As investigações são realizadas, em conjunto, pelo Grupo de Atuação Especial Contra o Crime Organizado (Gaeco), 18ª Promotoria de Justiça Criminal, e Polícia Judiciária Civil, por meio da Delegacia Especializada de Combate à Corrupção (Deccor). As instituições integram a força-tarefa criada para acompanhar eventuais desvios ocorridos em licitações relacionadas à pandemia ocasionada pela Covid-19.

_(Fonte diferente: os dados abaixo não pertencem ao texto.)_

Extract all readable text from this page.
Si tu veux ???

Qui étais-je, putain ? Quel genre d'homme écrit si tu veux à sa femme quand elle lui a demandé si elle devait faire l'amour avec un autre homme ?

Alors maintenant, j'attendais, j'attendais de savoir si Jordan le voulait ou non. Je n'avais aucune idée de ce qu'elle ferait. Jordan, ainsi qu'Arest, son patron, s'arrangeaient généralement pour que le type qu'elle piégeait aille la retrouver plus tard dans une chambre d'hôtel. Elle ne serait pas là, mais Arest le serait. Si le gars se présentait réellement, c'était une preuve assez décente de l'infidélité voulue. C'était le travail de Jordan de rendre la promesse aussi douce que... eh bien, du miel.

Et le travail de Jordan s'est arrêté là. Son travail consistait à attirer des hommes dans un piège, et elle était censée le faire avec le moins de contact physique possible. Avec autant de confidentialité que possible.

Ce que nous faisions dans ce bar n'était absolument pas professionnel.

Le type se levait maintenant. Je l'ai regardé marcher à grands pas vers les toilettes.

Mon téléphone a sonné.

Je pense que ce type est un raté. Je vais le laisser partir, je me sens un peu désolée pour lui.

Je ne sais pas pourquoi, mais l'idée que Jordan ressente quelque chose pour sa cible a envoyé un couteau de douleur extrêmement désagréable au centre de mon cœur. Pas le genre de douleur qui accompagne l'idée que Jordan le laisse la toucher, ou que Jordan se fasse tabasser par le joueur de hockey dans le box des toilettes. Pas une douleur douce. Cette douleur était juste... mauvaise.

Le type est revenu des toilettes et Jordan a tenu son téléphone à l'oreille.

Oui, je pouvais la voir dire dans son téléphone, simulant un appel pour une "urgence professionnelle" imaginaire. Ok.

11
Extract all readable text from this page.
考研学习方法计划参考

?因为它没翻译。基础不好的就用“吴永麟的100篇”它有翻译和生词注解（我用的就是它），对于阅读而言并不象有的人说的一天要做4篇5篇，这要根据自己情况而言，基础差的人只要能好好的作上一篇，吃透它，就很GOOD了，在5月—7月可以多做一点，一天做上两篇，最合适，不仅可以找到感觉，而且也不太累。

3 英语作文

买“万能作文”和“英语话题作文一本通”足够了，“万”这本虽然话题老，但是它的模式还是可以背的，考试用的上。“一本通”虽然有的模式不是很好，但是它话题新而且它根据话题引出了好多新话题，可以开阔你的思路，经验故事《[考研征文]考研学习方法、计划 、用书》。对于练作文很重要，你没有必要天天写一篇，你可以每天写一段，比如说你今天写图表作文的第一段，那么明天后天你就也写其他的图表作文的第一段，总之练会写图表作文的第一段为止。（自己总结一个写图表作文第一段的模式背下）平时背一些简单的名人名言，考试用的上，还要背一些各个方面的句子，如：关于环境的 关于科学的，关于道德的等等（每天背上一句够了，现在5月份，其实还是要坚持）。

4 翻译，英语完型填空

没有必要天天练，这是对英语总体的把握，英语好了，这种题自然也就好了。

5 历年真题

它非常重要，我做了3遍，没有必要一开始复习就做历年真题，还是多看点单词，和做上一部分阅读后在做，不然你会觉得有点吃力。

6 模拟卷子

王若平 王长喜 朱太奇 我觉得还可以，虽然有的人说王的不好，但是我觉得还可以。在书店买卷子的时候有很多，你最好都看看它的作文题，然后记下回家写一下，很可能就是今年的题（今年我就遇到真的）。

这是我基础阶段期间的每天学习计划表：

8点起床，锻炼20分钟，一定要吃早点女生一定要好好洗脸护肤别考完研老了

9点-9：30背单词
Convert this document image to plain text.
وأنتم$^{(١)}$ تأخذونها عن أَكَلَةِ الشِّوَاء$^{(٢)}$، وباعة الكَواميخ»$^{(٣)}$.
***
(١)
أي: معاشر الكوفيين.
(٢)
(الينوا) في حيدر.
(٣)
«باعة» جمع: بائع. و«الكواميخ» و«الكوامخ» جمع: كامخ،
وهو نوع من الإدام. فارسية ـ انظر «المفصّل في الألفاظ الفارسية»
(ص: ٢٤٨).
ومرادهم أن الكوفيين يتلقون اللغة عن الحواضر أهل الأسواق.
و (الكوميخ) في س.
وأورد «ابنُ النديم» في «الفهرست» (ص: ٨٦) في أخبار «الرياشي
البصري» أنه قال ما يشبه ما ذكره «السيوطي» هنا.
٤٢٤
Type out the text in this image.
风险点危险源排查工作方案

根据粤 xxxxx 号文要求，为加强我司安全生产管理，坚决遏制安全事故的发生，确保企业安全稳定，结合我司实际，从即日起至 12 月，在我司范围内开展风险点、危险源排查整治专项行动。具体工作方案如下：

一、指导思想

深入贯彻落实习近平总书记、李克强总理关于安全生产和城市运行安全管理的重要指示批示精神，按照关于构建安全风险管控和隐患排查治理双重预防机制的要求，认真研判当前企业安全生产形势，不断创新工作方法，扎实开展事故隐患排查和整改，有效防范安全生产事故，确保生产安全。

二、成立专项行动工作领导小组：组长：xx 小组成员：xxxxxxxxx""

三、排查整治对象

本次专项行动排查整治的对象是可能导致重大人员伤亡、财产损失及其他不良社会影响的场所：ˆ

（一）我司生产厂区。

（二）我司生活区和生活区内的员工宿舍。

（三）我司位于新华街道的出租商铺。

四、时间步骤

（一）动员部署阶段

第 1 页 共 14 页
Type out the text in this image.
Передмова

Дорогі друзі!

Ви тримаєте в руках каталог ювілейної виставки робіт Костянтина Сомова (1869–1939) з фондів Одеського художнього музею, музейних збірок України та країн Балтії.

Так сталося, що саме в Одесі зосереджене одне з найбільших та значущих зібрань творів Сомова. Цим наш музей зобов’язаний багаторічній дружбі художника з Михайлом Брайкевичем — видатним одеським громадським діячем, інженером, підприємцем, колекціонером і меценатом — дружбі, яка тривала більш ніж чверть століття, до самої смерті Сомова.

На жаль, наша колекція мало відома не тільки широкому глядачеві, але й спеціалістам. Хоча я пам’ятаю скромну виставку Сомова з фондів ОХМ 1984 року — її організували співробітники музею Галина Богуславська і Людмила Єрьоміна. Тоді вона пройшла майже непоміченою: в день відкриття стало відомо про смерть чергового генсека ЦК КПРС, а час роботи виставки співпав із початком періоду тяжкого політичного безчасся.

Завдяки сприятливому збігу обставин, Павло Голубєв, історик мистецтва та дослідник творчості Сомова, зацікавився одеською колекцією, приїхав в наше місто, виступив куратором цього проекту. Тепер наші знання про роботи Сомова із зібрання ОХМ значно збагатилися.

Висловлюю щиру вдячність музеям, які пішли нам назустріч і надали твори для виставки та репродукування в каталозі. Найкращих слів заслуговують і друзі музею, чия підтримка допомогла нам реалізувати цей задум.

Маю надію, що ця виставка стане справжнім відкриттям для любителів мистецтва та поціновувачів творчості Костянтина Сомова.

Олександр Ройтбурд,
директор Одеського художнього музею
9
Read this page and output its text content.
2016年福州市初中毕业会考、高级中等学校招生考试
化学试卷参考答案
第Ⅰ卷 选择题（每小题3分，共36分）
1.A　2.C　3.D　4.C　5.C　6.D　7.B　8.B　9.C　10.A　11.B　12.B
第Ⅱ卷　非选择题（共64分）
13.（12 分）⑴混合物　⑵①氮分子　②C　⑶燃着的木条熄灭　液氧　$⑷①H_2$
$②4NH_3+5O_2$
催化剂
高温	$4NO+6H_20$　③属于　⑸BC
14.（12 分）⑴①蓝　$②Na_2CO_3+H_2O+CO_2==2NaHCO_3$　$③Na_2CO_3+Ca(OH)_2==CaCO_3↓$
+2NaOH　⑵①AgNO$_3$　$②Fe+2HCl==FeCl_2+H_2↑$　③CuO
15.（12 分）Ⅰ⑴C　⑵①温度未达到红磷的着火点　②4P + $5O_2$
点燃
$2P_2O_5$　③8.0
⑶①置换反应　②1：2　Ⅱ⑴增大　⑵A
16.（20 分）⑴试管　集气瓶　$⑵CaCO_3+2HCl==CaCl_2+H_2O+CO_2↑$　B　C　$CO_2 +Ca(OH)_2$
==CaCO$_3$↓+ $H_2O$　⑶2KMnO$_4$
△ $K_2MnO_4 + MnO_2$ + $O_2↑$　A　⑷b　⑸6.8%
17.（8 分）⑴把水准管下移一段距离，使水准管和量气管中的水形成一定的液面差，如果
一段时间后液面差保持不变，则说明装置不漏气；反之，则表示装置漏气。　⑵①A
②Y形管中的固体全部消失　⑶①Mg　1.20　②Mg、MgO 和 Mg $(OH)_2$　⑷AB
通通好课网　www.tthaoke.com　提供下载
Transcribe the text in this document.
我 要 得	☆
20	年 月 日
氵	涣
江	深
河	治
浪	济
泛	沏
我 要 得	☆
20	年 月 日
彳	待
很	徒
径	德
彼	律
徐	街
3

Além do afastamento cautelar do então secretário Luiz Antônio Possas de Carvalho, foram cumpridos quatro mandados de busca e apreensão. As ordens judiciais foram deferidas pela 7ª Vara Criminal da Capital.
Na primeira fase da "Overpriced", a Justiça determinou a indisponibilidade dos bens dos investigados na ordem de R$ 715,5 mil, valor equivalente ao sobrepreço identificado. Um comparativo com outras prefeituras de Mato Grosso apontou que o preço médio do produto no estado ficou em torno de R$ 2,32, enquanto a cotação da Prefeitura de Cuiabá, na dispensa questionada, se deu pelo valor de R$ 11,90.
Os fatos vieram à tona após denúncia protocolada na Delegacia Especializada em Combate à Corrupção. Localizada no estado do Paraná, a empresa contratada pelo Município de Cuiabá para fornecimento do medicamento também foi alvo de buscas. O valor do contrato atinge a cifra de R$ 1,9 milhão, verba que foi disponibilizada por meio de duas emendas impositivas da Câmara Municipal de Cuiabá.
Na segunda fase da operação, deflagrada em junho de 2021, as diligências tiveram como alvos os ex-secretários adjuntos de saúde João Henrique Paiva (Gestão), Milton Correa da Costa Neto (Planejamento e Operações), Luiz Gustavo Raboni (Assistência em Saúde), bem como a servidora Helen Cristina da Silva, que atuava na cotação de preços das empresas interessadas no negócio.
Segundo a Deccor, Milton Corrêa da Costa Neto assinou as solicitações de compras de remédios, além de ter “superdimensionado” as aquisições. Luiz Raboni, por sua vez, foi o responsável pelos formulários de solicitação das compras. A servidora Hellen Cristina da Silva atuou, de acordo com as investigações, nos “mapas de apuração de preços nos procedimentos de compra” das empresas fornecedoras - V.P. Medicamentos e MT Pharmacy.
João Henrique Paiva foi apontado ainda como “conhecedor” de todo o esquema. Na segunda fase, a juíza Ana Cristina Silva Mendes determinou o bloqueio de R$ 2,2 milhões dos investigados.